Worker Implementation
type Worker struct {
broker *Broker
handlers map[string]HandlerFunc
pool int
}
type HandlerFunc func(ctx context.Context, payload json.RawMessage) error
func (w *Worker) Start(ctx context.Context) {
var wg sync.WaitGroup
for i := 0; i < w.pool; i++ {
wg.Add(1)
go func(id int) {
defer wg.Done()
w.loop(ctx, id)
}(i)
}
wg.Wait()
}
func (w *Worker) loop(ctx context.Context, id int) {
for {
select {
case <-ctx.Done():
return
default:
}
task, err := w.broker.Dequeue(ctx, "default", 5*time.Minute)
if errors.Is(err, ErrNoTask) {
time.Sleep(time.Second)
continue
}
if err != nil {
slog.Error("dequeue failed", "worker", id, "error", err)
time.Sleep(time.Second)
continue
}
taskCtx, cancel := context.WithDeadline(ctx, task.Deadline)
err = w.handlers[task.Queue](taskCtx, task.Payload)
cancel()
if err != nil {
slog.Error("task failed", "task_id", task.ID, "error", err)
w.broker.Retry(ctx, task)
} else {
w.broker.Ack(ctx, task)
}
}
}
Each worker runs a pool of goroutines. Each goroutine polls for tasks, processes them with a deadline context, and either acknowledges or retries on failure.
Lessons Learned
1. Visibility timeout must be longer than your longest task. If a task takes 10 minutes but your visibility timeout is 5 minutes, the reaper will re-enqueue it while it’s still running. Now two workers process the same task.
2. Lua scripts in Redis are your friend. Any operation that needs to be atomic across multiple keys should be a Lua script. Redis executes Lua scripts atomically.
3. Dead-letter queues are essential. Without a DLQ, poison messages (tasks that always fail) will retry forever, consuming resources and polluting logs.
4. Metrics matter more than you think. Queue depth, processing latency, failure rate, DLQ size — these are the numbers that tell you if your system is healthy.

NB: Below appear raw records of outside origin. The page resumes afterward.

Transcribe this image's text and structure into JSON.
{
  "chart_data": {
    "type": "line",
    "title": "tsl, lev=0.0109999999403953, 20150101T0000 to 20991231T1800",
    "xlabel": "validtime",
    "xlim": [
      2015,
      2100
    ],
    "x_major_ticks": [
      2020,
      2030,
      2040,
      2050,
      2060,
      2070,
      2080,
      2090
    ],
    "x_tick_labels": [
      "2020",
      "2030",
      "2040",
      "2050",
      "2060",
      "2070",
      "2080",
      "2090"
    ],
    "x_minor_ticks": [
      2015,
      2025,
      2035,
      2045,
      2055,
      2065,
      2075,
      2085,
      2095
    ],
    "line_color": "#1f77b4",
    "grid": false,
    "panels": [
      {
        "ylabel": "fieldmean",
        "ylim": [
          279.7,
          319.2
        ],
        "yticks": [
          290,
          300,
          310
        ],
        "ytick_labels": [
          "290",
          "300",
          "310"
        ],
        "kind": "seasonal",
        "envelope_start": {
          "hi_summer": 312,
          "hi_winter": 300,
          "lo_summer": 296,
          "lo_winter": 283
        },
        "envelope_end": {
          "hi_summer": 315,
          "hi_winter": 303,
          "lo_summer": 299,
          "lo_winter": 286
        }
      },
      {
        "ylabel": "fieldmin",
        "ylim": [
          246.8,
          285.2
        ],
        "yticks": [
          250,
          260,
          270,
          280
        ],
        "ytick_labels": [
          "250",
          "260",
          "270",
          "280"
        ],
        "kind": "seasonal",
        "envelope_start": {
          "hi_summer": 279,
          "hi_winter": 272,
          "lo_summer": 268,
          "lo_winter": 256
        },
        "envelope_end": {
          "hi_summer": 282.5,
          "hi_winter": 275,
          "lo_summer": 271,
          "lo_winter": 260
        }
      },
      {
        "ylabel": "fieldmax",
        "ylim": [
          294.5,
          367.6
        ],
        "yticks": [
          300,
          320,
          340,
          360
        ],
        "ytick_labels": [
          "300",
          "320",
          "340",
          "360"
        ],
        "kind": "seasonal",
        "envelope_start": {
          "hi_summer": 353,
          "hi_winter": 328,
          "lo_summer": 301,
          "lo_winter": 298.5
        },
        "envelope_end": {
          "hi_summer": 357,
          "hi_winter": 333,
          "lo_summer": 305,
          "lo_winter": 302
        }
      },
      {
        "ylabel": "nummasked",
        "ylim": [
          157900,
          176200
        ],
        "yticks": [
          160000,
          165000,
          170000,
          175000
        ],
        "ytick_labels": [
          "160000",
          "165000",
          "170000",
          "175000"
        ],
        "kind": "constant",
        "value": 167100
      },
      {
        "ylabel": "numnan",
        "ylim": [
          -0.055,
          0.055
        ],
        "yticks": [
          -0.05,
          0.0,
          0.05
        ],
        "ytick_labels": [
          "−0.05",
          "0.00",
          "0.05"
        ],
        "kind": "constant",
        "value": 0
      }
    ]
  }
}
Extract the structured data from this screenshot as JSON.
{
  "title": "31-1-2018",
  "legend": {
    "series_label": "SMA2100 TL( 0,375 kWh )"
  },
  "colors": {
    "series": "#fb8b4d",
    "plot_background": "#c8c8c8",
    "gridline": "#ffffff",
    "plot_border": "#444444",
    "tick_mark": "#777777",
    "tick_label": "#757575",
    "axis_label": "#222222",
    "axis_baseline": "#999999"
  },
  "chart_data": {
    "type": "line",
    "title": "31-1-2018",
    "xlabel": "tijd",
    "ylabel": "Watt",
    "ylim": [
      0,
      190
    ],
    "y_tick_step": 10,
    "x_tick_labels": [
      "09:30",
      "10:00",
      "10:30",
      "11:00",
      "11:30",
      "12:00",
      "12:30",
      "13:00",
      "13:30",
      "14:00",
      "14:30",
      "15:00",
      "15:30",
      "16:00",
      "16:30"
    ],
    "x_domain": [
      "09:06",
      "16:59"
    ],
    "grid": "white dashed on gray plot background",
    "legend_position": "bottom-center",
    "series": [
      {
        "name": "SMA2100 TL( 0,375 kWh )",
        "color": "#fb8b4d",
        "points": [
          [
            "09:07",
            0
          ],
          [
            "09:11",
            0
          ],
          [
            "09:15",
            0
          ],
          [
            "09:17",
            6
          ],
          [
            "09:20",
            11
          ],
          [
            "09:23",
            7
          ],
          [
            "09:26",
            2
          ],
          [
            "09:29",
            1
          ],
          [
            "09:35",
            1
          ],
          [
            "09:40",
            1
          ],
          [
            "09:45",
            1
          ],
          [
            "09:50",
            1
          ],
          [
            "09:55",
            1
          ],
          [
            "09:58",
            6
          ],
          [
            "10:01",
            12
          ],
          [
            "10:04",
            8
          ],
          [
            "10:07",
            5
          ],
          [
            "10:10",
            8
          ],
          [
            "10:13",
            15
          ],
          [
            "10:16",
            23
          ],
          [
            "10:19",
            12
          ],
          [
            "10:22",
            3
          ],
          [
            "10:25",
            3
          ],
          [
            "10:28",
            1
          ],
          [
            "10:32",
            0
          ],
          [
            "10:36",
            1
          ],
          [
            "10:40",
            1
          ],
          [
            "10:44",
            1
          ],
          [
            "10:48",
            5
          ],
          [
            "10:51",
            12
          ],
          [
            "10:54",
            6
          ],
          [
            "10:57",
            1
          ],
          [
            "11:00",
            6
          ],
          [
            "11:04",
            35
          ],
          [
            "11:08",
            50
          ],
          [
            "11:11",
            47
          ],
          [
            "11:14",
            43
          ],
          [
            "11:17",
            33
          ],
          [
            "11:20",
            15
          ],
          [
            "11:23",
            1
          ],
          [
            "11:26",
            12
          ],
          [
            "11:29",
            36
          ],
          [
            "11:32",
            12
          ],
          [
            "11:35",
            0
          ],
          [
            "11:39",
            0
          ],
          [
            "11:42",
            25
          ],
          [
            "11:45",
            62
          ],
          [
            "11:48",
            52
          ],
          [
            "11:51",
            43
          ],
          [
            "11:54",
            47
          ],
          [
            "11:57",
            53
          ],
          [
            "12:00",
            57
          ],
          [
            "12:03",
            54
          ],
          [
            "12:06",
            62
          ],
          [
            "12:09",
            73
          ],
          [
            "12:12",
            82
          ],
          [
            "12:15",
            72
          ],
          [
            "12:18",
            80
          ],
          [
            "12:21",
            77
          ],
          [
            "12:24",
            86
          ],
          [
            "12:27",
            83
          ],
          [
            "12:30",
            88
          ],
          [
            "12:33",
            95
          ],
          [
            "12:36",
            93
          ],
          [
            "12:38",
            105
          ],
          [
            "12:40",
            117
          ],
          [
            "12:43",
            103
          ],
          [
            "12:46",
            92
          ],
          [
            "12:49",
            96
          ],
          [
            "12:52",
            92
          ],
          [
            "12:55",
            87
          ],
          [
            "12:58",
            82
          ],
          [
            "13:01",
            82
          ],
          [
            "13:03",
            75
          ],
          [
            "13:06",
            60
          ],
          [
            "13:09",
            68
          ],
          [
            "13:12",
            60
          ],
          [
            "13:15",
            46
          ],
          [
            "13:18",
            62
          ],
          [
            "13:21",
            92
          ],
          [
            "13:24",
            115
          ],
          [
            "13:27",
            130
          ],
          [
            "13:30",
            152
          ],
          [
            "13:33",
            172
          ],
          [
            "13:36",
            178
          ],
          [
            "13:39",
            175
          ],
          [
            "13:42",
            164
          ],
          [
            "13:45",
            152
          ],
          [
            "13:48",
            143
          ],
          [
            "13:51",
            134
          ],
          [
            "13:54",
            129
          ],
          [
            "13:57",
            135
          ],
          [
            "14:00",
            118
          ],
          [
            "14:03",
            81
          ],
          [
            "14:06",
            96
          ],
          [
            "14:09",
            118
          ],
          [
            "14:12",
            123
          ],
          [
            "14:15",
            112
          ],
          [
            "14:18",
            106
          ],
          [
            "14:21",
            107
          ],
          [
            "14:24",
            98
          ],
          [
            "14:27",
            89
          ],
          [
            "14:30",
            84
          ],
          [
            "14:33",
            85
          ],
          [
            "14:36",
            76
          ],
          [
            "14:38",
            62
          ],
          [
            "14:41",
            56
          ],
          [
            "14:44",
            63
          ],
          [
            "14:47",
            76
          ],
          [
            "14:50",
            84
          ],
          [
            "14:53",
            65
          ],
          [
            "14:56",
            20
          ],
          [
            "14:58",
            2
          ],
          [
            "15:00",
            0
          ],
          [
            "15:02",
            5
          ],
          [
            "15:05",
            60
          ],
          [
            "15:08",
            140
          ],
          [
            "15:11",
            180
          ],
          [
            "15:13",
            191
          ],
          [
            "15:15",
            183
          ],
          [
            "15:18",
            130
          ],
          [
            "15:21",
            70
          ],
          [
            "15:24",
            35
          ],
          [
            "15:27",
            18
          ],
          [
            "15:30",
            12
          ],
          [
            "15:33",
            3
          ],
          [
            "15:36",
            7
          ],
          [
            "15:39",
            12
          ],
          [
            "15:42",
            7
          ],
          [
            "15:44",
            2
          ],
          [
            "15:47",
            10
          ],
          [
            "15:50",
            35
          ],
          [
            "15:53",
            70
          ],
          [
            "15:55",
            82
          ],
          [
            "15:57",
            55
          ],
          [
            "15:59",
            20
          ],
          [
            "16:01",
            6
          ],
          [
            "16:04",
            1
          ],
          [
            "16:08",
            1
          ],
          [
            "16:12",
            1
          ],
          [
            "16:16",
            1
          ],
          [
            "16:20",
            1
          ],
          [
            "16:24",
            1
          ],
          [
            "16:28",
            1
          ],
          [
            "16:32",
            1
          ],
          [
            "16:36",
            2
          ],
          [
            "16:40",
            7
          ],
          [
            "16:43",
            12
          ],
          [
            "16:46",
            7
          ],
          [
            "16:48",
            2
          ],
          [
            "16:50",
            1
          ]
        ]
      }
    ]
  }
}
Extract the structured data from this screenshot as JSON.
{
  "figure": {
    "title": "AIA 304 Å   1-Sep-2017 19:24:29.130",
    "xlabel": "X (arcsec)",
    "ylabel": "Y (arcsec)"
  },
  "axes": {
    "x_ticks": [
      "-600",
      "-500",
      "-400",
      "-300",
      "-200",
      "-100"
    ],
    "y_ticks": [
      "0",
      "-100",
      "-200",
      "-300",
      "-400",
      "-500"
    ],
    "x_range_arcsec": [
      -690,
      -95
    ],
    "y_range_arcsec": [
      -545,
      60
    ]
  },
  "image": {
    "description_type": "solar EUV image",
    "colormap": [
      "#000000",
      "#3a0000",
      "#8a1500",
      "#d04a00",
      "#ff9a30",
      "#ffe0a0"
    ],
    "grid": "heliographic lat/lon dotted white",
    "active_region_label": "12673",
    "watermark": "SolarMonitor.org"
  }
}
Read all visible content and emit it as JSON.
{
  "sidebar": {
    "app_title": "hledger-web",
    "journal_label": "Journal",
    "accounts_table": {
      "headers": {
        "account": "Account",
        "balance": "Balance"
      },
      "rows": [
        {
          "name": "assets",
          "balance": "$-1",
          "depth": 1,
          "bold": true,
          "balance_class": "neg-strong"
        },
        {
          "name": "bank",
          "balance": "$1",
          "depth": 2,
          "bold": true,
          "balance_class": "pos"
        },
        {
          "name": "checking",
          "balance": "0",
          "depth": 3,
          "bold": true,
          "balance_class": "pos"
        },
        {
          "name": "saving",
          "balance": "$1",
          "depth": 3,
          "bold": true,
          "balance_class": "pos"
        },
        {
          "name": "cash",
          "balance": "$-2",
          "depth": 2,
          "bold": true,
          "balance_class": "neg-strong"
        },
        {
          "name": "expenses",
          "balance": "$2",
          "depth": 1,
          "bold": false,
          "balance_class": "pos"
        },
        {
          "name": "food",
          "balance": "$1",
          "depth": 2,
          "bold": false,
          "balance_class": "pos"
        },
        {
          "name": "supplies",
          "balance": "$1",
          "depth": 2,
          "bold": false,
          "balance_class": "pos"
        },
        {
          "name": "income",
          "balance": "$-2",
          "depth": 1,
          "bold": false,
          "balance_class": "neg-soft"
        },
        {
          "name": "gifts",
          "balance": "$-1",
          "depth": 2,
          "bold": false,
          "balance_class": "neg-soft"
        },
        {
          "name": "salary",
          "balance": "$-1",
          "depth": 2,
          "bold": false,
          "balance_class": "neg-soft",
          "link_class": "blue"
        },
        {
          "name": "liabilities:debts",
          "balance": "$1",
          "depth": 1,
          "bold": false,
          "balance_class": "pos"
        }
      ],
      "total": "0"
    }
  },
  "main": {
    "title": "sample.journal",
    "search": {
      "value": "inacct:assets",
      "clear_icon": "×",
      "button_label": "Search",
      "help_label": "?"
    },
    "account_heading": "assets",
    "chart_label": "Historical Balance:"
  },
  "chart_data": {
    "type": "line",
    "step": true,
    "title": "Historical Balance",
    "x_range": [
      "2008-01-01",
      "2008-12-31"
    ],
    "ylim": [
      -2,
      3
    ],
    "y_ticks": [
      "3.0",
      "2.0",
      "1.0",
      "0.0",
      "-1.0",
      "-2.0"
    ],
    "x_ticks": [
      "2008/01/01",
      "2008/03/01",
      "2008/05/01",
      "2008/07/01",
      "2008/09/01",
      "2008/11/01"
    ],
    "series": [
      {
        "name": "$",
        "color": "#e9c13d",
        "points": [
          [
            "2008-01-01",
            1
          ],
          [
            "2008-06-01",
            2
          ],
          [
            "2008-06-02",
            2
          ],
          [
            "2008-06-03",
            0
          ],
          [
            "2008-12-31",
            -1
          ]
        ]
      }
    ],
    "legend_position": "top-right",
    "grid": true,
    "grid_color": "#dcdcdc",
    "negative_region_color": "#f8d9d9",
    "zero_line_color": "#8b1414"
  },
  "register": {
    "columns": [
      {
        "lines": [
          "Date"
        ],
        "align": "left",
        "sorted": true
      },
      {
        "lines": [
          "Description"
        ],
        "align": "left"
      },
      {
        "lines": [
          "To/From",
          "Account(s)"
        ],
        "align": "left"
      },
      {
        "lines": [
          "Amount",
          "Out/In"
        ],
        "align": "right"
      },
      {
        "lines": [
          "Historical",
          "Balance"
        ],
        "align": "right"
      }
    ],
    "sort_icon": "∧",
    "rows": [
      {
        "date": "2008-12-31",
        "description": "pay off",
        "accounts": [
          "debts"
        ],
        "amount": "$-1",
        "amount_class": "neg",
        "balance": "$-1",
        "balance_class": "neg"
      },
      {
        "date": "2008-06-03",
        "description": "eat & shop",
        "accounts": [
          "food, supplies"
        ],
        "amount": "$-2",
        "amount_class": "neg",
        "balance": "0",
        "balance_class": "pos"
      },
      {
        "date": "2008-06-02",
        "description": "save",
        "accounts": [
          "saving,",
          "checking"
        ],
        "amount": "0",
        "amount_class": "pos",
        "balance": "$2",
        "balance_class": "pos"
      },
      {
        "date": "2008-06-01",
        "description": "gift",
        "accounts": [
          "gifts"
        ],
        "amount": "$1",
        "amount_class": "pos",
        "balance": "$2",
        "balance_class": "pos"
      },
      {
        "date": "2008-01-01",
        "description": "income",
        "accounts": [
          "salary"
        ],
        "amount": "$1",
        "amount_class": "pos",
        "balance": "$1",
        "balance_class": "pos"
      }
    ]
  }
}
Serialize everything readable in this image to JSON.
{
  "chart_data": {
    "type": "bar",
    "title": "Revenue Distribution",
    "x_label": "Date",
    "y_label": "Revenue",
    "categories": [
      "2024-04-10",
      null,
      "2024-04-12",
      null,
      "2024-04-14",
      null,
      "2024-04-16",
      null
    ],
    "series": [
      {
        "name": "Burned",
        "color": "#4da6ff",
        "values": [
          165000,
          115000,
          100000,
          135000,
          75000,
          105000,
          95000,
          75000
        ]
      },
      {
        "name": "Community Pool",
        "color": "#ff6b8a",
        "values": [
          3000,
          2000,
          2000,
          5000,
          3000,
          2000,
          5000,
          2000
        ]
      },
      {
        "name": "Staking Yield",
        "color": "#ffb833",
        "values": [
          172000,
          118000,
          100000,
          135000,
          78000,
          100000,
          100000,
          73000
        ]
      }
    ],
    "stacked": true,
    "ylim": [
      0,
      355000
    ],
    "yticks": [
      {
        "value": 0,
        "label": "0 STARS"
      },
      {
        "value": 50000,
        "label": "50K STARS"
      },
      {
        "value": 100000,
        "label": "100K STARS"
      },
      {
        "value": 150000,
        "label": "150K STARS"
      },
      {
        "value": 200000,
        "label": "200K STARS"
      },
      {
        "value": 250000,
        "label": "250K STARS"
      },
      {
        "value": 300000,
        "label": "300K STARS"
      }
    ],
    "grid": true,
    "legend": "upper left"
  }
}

5. Horizontal scaling is straightforward. Because dequeue is atomic, you can run as many workers as you want. They’ll compete for tasks safely.
What I’d Do Differently
If I were building this for production:
- Use a proper message broker (RabbitMQ, SQS, or NATS JetStream) instead of Redis
- Add task deduplication using a Bloom filter or Redis SET
- Implement exponential backoff for retries instead of immediate re-enqueue
- Add task dependencies (task B runs only after task A succeeds)
- Support task cancellation via the context
Building a task queue from scratch taught me more about distributed systems than reading any textbook. The edge cases — duplicate processing, lost tasks, poison messages, ordering guarantees — are where the real complexity lives.